JAKARTA, GRESNEWS.COM - Menteri Perumahan Rakyat Djan Faridz beberapa waktu lalu berkonsultasi ke Komisi Pemberantasan Korupsi (KPK) mengenai adanya dugaan penyimpangan yang dilakukan pengembang di sektor perumahan. Bahkan Djan Faridz mengaku tidak segan untuk melaporkan hal tersebut kepada KPK.

Namun hari ini, malah Djan Faridz sendiri yang justru dilaporkan sejumlah orang yang mengaku berasal dari Forum Studi Pembangun (FosPem) ke KPK. Dalam laporannya mereka mengatakan, Djan Faridz disinyalir menerima fee dari penyimpangan anggaran yang terjadi senilai Rp269,73 miliar dalam pembangunan rumah susun sewa (rusunawa) di Kementerian Perumahan Rakyat tahun 2013.

Ketua Presedium FosPem Akbar Rahmatulloh Gamelov mengatakan kasus ini juga dilaporkan ke Badan Pemeriksa Keuangan (BPK) dan Badan Pengawasan Keuangan dan Pembangunan (BPKP) di setiap provinsi. Ia mengaku prihatin pembangunan rusunawa yang diperuntukkan bagi kepolisian, pekerja, mahasiswa dan para santri banyak melenceng dan justru memperkaya sekelompok orang.

"Maksud dan tujuan pembangunan rusunawa tersebut sebenarnya cukup bagus. Membiasakan warga tinggal di hunian vertikal untuk mengatasi keterbatasan lahan. Namum dalam praktiknya terjadi penyimpangan berupa dugaan KKN dalam penentuan lokasi," ujar Akbar dalam rilis yang diterima wartawan, Selasa (23/9).

Selain itu, lanjut Akbar, spesifikasi bangunan tak sesuai bestek dan terjadinya manipulasai pada saat pengajuan. Hal itu dapat dilihat dari pengajuan pembangunan rusunawa untuk pondok pesantren yang didominasi oleh simpatisan parpol tertentu.

Akbar menambahkan, akibat dari praktek tersebut banyak penempatan rusunawa salah sasaran. Misalnya untuk pondok pesantren, jumlah santrinya tak memenuhi standar minimal, tetapi mendapatkan rusunawa karena disinyalir adanya kongkalikong dengan membayar jasa kepada orang dekat Djan Faridz.
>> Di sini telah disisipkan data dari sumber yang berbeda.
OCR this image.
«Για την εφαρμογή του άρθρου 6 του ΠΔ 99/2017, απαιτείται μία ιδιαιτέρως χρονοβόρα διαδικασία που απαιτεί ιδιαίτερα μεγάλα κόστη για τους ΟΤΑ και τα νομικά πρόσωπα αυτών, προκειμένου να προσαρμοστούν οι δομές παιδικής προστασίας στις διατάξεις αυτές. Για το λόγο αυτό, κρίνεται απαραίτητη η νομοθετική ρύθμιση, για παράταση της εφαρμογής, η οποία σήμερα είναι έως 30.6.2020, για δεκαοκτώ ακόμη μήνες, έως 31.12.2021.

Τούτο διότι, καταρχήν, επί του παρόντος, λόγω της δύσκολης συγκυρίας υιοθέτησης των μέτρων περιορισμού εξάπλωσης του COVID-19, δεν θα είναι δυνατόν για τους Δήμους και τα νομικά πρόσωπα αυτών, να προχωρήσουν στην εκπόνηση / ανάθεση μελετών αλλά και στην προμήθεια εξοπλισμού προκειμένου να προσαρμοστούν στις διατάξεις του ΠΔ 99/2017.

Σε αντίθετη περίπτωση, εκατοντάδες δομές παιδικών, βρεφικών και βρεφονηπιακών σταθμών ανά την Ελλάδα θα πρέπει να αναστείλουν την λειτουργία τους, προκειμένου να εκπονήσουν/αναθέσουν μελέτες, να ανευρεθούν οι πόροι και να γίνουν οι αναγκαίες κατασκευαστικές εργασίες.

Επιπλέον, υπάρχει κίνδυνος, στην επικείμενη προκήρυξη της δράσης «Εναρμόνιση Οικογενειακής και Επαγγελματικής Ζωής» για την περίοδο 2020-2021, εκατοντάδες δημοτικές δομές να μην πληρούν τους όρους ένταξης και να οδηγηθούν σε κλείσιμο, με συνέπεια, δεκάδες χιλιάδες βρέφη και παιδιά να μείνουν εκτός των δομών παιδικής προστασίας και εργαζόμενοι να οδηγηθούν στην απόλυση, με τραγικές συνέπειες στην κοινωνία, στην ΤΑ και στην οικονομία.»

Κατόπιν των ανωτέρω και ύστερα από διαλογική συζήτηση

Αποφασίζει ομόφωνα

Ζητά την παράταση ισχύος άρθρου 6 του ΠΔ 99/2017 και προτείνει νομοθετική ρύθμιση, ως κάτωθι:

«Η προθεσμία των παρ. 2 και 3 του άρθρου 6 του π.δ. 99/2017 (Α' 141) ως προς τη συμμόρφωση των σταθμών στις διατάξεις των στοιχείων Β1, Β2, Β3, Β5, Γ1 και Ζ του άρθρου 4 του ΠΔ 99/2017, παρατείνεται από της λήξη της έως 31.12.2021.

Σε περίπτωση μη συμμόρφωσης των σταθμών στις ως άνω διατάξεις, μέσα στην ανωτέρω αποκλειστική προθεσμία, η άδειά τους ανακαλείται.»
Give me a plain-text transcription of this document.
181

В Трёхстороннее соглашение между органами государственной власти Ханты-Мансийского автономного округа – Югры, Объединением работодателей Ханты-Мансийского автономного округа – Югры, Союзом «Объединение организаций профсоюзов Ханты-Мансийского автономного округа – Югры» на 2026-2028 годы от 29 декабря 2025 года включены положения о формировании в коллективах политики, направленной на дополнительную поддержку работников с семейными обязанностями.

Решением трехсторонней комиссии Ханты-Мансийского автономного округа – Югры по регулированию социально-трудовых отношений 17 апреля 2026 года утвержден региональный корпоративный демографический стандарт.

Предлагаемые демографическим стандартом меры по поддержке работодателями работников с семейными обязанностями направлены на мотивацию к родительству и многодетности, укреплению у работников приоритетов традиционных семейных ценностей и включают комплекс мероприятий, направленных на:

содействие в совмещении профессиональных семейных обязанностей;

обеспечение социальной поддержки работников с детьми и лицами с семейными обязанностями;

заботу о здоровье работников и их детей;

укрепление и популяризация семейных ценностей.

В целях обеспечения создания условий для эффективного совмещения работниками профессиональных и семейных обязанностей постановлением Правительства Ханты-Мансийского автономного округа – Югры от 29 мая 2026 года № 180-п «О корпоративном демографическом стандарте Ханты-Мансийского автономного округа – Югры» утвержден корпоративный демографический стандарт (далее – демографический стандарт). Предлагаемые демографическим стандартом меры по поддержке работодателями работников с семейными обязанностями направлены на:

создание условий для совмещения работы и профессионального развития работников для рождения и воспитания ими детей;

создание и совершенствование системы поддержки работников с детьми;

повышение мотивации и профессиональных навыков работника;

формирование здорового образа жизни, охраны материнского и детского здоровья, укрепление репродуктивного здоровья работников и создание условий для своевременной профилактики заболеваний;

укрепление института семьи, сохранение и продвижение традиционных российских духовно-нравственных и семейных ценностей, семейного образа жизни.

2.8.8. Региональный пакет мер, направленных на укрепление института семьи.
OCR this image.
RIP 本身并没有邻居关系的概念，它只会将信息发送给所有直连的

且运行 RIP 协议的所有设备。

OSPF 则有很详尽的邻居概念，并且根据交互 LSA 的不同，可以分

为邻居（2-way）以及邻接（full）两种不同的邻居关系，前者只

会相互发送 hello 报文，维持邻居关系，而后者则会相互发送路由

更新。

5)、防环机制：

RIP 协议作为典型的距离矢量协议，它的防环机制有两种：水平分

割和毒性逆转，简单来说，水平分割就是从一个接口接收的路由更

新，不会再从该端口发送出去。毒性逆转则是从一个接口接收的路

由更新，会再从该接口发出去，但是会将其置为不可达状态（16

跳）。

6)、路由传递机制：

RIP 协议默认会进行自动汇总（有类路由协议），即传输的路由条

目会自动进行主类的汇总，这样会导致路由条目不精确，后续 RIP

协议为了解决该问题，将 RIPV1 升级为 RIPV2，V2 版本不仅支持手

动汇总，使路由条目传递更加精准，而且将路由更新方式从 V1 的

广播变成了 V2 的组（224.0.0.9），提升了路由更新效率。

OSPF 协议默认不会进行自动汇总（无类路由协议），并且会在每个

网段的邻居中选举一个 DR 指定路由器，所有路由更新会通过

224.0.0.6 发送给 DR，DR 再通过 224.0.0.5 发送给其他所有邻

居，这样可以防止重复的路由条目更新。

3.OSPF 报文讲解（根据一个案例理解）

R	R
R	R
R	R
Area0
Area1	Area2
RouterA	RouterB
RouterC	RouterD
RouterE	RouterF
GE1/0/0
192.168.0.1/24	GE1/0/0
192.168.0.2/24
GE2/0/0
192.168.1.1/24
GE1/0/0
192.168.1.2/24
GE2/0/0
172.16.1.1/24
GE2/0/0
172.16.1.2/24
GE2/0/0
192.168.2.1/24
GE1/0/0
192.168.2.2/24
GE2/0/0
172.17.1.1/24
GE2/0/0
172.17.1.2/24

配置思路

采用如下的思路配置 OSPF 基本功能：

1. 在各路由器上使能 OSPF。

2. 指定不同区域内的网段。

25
"Belum lagi adanya fee dari penyalur jasa program rusunawa. Berdasarkan temuan Gabungan Pelaksana Konstruksi Nasional Indonesia (Gapensi), mekanisme pelaksaan lelang proyek diduga bertentangan dengan Perpres no 54 tahun 2010 pasal 24 ayat 2," tandasnya.

Akbar menjelaskan, pada 2013 dilakukan penyatuan, yakni pembangunan rusunawa wilayah I dan II dengan nilai masing-masing Rp44,69 miliar dan Rp98,51 miliar. Kemudian penyatuan rusunawa III dan IV yang nilainya Rp53,71 dan Rp72,82 miliar.

Sistem penyatuan ini diduga untuk mengarahkan pemenang lelang hanya dari kalangan BUMN. "Karena sedikit kompetitor, maka pembagian fee kepada orang-orang dekat Djan Faridz lebih mudah lakukan. Fee yang dibayarkan tersebut diduga mengalir ke kantong Djan Faridz untuk membiayai kegiatan politiknya di partainya, yaitu PPP," ujar Akbar.

Karena banyaknya fee yang harus disetor berakibat buruknya kondisi bangunan. Bahkan, bangunan senilai Rp3,5 miliar untuk tipe sedang setelah diaudit nilainya menyusut menjadi Rp2 miliar. Dan bangunan tipe kecil senilai Rp2,5 miliar menyusut hingga Rp 1 miliar. Berarti penyusutan setiap bangunan dari masing-masing tipe hingga Rp1,5 miliar.

"Penyusutan tersebut akibat fee yang disetorkan kepada Menpera Djan Faridz melaui orang dekatnya seperti Tubagus Roby Sugara yang tak lain adalah menantu Djan Faridz. Pengaruh Robi di lingkungan Kemenpera bukanlah cerita baru. Dia termasuk jajaran staf khusus menteri yang mempengaruhi kebijakan di Kemenpera," ucap Akbar.

Dari temuan awal tersebut Akbar mengharapkan menjadi pintu masuk bagi KPK untuk membongkar praktik penyimpangan di Kemenpera. FosPem, kata Akbar, juga akan meminta BPK dan BPKB untuk melakukan audit terhadap rusunawa di masing-masing provinsi.